One of those wave lengths is blue light and it is everywhere. They’re believed to bethe reason the sky looks blue. When the sun’s rays travel through the atmosphere, the high-energy blue waves crash into the air molecules, scattering blue light everywhere. Blue light from the sun helps you feel alert, in a pleasant mood, and regulates your circadian rhythm. When you are outside you can be exposed to blue light wherever the sun’s rays can reach you. Studies suggest that exposure to the blue end of the visible light spectrum could cause serious long-term damage to a person’s eyes. However, human eyes can be exposed indoors, as well. Humans are now exposed to a great deal of artificial blue light from electronic sources, because many devices emit blue light. Like cell phones, television, laptop computers and tablets, as well as energy-efficient LED lights and fluorescent bulbs.
Blue wave light, often called High Energy Visible (HEV) wavelengths flicker more easily than longer, weaker wavelengths. Blue-wave flickering creates a glare that can reduce visual contrast and affect sharpness and clarity. Some believe this may contribute to eyestrain, physical and mental fatigue, and even headaches, especially if a person spends hours and hours being exposed to blue waves. In addition, prolonged exposure to blue light may cause damage to the retina and increase the risk of age-related macular degeneration, which can lead to loss of vision. According to David Brownstein, MD, the photoreceptor cells in the retina display the highest rate of oxidation of all cells in the body. Researchers have linked exposure to blue light at night (e.g., working the night shift) to an increased risk for diabetes, heart disease, obesity, some types of cancer, diabetes, heart disease, and an increased risk for depression. This may be because blue light can suppress the production of melatonin.

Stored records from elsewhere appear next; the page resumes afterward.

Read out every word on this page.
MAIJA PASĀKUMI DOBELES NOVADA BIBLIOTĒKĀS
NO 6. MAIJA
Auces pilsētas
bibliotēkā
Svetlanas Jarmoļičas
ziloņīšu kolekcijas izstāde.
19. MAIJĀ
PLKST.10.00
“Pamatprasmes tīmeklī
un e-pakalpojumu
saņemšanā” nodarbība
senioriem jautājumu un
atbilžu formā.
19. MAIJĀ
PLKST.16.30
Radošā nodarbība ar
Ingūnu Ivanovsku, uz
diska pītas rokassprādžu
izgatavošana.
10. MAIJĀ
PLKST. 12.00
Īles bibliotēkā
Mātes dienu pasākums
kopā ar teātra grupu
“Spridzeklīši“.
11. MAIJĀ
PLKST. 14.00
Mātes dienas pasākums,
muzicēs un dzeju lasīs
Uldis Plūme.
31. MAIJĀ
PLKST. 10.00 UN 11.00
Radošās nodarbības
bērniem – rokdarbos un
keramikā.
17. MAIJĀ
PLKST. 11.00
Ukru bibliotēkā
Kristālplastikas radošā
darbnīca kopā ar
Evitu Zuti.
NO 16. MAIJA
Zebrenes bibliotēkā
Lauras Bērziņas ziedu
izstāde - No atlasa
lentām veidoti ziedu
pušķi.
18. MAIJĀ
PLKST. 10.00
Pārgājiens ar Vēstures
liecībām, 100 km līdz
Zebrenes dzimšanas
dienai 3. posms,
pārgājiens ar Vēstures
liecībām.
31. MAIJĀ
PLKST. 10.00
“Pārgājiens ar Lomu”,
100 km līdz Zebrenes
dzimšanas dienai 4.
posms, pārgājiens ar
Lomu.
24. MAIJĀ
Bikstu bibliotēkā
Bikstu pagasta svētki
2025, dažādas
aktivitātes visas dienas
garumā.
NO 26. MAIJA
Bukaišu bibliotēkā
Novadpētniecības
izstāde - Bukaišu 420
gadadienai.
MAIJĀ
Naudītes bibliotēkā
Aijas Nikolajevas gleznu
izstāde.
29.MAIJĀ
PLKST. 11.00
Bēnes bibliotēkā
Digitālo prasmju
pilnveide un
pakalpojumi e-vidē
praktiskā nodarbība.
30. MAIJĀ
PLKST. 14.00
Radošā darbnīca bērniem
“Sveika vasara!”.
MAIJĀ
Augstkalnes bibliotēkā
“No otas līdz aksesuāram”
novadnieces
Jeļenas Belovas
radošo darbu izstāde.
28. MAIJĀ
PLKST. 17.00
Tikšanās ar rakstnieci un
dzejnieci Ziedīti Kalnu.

Researchers say that filters in human eye such as the cornea and the lens do a good job of blocking ultraviolet rays from reaching the light-sensitive retina at the back of the eye. Those filters do not block natural or artificial blue light from reaching the retina. Studies have shown that exposing your eyes to a digital device for even two consecutive hours can cause eyestrain and fatigue. Some are recommending that technology users wear special blue-light blocking glasses or screen protectors when using electronic devices. And everyone is wise to wear sunglasses when out in bright sun.